'Anal' legal declaration letters

Who has access to Home Office visa guidance? Who can change it?

This guidance is important, designed to flesh out the immigration rules which govern who can enter and stay in the UK, and who can't.

Late last year Edgewater Legal was trudging through the Tier 1 (Entrepreneur) guidance, and in particular the requirement for lawyers to provide verification letters for third party declarations of funding availability. The third party funding rules for migrant entrepreneurs are incredibly prescriptive, as our recent article sets out.

We came across the following paragraph, with the relevant word highlighted (and since removed):

...You may provide a single letter covering all third-party permissions, or several letters from several legal representatives. anal legal declaration letters must be originals and not copies, and must be from legal representatives permitted to practise in the country where the third party/ third parties, or the money is.

Anyone who has a copy of the previous version of the guidance (04/2017) kicking about should still be able to find it (p. 37). Edgewater Legal contacted the Home Office business helpdesk at the time and made them aware of the issue. The wording was changed later the same week.

Now, this doesn't appear to be a typo - 'anal' is some way from 'all', which is what is was changed back to. It raises the possibility that this was an amendment, and was placed in the guidance deliberately.

On the one hand, this is rather heartening. If it was inserted on purpose, it shows what the policy team (or whomever had access to the document) thinks of this requirement. It reminds us that it is not the case workers who make up the rules. Perhaps they also tire of the paranoid fear which seams through these regulations.

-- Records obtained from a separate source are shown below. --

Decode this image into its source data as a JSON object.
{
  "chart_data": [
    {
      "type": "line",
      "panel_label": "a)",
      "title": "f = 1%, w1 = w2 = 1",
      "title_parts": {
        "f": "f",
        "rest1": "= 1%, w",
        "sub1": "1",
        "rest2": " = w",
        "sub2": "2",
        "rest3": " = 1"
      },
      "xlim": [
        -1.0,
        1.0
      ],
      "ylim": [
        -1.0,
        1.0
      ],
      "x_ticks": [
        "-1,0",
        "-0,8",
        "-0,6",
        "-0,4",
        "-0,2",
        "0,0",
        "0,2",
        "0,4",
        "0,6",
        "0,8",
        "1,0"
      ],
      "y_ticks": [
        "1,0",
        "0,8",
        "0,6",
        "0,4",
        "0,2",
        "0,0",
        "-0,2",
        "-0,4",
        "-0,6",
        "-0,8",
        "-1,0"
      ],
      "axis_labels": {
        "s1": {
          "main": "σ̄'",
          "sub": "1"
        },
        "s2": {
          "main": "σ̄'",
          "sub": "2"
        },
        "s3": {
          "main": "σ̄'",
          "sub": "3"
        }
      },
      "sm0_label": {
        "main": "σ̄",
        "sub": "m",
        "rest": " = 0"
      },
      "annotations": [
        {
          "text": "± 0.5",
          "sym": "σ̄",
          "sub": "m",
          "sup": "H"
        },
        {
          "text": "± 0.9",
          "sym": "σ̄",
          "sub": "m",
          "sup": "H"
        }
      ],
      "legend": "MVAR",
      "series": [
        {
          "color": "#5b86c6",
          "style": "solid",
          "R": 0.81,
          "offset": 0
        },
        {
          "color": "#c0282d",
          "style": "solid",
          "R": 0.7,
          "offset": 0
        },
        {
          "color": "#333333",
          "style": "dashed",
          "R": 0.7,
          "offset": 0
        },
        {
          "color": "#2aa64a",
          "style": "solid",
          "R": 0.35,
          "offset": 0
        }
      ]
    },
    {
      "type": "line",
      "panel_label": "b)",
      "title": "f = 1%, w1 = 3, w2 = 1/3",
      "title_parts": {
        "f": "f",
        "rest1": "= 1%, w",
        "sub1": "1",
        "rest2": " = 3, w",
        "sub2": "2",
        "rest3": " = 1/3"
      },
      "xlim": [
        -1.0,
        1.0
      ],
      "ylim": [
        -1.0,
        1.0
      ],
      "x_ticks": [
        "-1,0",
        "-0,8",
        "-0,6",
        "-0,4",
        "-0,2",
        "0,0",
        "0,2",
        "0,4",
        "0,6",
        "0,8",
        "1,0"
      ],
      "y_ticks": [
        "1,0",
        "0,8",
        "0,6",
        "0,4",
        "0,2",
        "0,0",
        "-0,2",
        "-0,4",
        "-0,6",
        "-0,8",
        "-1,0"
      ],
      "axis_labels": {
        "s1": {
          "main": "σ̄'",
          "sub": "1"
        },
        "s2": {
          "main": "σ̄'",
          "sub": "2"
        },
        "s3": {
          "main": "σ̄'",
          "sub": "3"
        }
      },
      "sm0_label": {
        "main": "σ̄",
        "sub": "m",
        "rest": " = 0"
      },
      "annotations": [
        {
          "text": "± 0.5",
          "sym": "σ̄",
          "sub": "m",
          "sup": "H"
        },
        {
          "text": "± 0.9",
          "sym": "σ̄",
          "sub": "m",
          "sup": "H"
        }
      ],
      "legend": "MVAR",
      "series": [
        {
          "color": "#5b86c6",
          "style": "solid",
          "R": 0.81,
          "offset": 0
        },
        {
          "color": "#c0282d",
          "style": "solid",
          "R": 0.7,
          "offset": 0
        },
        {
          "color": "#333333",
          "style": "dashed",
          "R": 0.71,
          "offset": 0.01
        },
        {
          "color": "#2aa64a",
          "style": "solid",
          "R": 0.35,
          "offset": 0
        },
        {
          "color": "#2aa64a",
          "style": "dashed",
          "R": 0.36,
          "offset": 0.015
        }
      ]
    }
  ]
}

On the other, however, it is a concern that guidance can be changed in this way, whether as a result of genuine typographical error, or a rogue caseworker after a few too many shandies at lunch. It raises questions about Home Office quality-assurance processes, and what safeguards are in place to prevent changes to these documents (malicious or otherwise), and upon which applicants are relying for accuracy and staking thousands of pounds in application fees.